四君子-shikunshi-

鶏の八聲もわきて華やかに きらめき出づる初日影
岩戸のひまの見え初めし 神代も斯くや明らけく
治まる御代の空長閑けく

咲く梅が香も手弱女の
袂に通ふ都の春 大宮人もいとまあれや
桜かざしてきさらぎや 弥生の花の白雲も

いつか青葉になりぬれば おのづからなる雨露の
恵みにたかく生ひ出でて 誰が脱ぎかけし藤袴
風のまにまにかをる香の 深きぞ花のみさおなる

秋待ちて咲く菊の花 下ゆく水の流れ汲む
人も齢を延ぶるてふ その故事も名にし負う
あづまの野辺の黄金草 誰がみつぎの数に積む
それは花のしめやかなる

また此君と名付けしは
霜をもしのぎ 雪にも折れず
雲井に茂る千代のかげ 竹の園生の末長かれと
君が千歳を祝ひける 実に佳色ある御代の春

着物好きに「四君子」といえば、梅・蘭・竹・菊の4つが揃った紋様。
おめでたい吉祥文様の一つなんですね。

「君子」とは中国・宋の時代の高潔な方を意味しますが、梅・蘭・竹・菊の佇まいに風格を感じたため、つけられたのかなと思います。

さて、踊りの「四君子」は上で述べた4つの花を春夏秋冬に準えたものと言われてます。
私はものすごーく感覚的に「あ、四季の曲なんですね(なんで四君子?)」と当時踊ったのですが・・・よくないですね笑

梅⇨梅
蘭⇨藤袴
菊⇨黄金草
竹⇨此君
なんだそうですよ。

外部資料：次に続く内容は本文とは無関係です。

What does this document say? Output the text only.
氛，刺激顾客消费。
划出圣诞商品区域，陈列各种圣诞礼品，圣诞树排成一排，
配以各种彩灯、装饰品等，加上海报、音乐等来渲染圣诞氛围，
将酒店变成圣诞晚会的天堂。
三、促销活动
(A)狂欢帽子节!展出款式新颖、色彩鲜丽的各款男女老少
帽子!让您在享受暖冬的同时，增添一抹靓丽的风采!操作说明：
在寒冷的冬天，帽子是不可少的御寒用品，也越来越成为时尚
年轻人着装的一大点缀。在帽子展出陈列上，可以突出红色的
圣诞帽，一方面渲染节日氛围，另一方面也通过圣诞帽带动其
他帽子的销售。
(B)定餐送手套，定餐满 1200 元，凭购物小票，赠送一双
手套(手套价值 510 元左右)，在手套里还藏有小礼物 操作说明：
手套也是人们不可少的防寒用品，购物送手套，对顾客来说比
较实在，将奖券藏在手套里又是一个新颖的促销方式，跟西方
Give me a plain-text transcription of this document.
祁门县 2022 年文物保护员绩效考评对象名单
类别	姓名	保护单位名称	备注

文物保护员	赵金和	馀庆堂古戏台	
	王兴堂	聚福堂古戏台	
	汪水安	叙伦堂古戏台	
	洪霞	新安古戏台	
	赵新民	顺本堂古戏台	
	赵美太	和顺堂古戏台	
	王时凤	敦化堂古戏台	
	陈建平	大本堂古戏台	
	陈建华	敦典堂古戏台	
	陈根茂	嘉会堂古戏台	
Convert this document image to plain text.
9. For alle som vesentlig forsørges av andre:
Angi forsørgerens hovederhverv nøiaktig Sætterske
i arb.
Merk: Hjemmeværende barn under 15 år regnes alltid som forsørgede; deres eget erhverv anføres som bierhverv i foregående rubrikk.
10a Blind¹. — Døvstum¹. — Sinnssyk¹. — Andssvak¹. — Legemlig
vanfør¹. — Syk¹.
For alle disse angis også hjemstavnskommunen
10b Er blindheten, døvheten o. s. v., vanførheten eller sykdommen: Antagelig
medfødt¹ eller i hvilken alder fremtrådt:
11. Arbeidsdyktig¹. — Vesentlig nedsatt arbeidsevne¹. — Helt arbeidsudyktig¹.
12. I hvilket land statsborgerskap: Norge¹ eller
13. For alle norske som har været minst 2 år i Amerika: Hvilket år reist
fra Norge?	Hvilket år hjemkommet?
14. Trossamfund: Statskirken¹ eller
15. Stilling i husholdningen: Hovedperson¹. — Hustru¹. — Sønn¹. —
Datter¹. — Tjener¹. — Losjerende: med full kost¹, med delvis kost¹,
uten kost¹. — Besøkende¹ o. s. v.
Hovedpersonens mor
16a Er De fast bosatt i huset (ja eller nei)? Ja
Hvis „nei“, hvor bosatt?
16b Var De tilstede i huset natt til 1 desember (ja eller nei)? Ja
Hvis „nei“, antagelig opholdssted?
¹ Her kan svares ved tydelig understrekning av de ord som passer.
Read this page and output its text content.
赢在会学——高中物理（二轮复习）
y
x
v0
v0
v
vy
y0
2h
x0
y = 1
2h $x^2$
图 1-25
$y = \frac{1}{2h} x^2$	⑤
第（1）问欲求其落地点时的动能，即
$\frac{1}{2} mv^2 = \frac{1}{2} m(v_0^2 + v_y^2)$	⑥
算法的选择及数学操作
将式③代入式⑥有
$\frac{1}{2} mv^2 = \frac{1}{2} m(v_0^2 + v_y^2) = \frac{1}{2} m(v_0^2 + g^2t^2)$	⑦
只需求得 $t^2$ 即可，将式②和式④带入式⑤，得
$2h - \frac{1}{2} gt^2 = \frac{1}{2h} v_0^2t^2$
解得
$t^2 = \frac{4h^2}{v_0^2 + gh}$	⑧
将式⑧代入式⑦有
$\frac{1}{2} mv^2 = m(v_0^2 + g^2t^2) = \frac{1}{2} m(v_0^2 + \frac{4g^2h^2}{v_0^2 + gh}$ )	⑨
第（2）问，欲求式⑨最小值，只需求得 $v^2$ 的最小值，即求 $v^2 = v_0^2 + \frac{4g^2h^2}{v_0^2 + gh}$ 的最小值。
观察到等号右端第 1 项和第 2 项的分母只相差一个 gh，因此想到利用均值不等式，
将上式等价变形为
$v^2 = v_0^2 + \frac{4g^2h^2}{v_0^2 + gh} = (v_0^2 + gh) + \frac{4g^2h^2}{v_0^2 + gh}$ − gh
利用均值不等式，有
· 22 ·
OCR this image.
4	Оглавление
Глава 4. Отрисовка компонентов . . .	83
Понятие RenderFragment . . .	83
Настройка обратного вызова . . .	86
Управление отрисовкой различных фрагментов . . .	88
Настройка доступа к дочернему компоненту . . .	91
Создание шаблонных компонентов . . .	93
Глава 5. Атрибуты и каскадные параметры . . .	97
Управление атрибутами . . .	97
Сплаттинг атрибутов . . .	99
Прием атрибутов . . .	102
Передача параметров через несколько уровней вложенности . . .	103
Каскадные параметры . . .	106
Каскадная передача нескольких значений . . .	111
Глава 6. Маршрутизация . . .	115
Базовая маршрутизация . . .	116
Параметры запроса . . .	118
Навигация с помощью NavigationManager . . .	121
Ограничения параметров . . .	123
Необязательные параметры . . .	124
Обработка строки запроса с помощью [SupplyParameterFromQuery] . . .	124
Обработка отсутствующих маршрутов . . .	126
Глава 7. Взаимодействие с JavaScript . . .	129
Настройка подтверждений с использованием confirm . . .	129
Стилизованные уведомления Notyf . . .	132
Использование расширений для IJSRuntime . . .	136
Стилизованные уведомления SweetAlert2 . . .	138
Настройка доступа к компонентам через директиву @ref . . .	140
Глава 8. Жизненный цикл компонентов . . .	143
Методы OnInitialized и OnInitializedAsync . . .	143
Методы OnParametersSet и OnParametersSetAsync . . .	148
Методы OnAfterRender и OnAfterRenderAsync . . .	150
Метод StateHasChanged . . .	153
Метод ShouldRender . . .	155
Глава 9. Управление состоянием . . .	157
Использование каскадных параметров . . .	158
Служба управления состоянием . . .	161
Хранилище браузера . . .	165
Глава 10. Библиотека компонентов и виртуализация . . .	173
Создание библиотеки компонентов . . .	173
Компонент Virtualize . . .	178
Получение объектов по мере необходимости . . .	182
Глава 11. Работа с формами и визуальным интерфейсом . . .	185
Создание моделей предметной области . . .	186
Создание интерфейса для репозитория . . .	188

ふむ。

鶏の八聲もわきて華やかに きらめき出づる初日影
岩戸のひまの見え初めし 神代も斯くや明らけく
治まる御代の空長閑けく

「咲く梅が〜」以降の詩を読むとふむふむなんとなく言いたいことはわかる、と思います。
冒頭部分は少々含みがあり、
「鶏の八聲もわきて(極めて)」は、この曲が作られた年が明治の酉年だったことに起因。
・・・そして「明らけく治まる」は明治の意味が含まれているんですね。

それにしても良い意味で「清元」らしからぬこの曲。
清元といえば俗世の詩が多いと思いますが、最初から最後まで高尚な印象を与える演目です。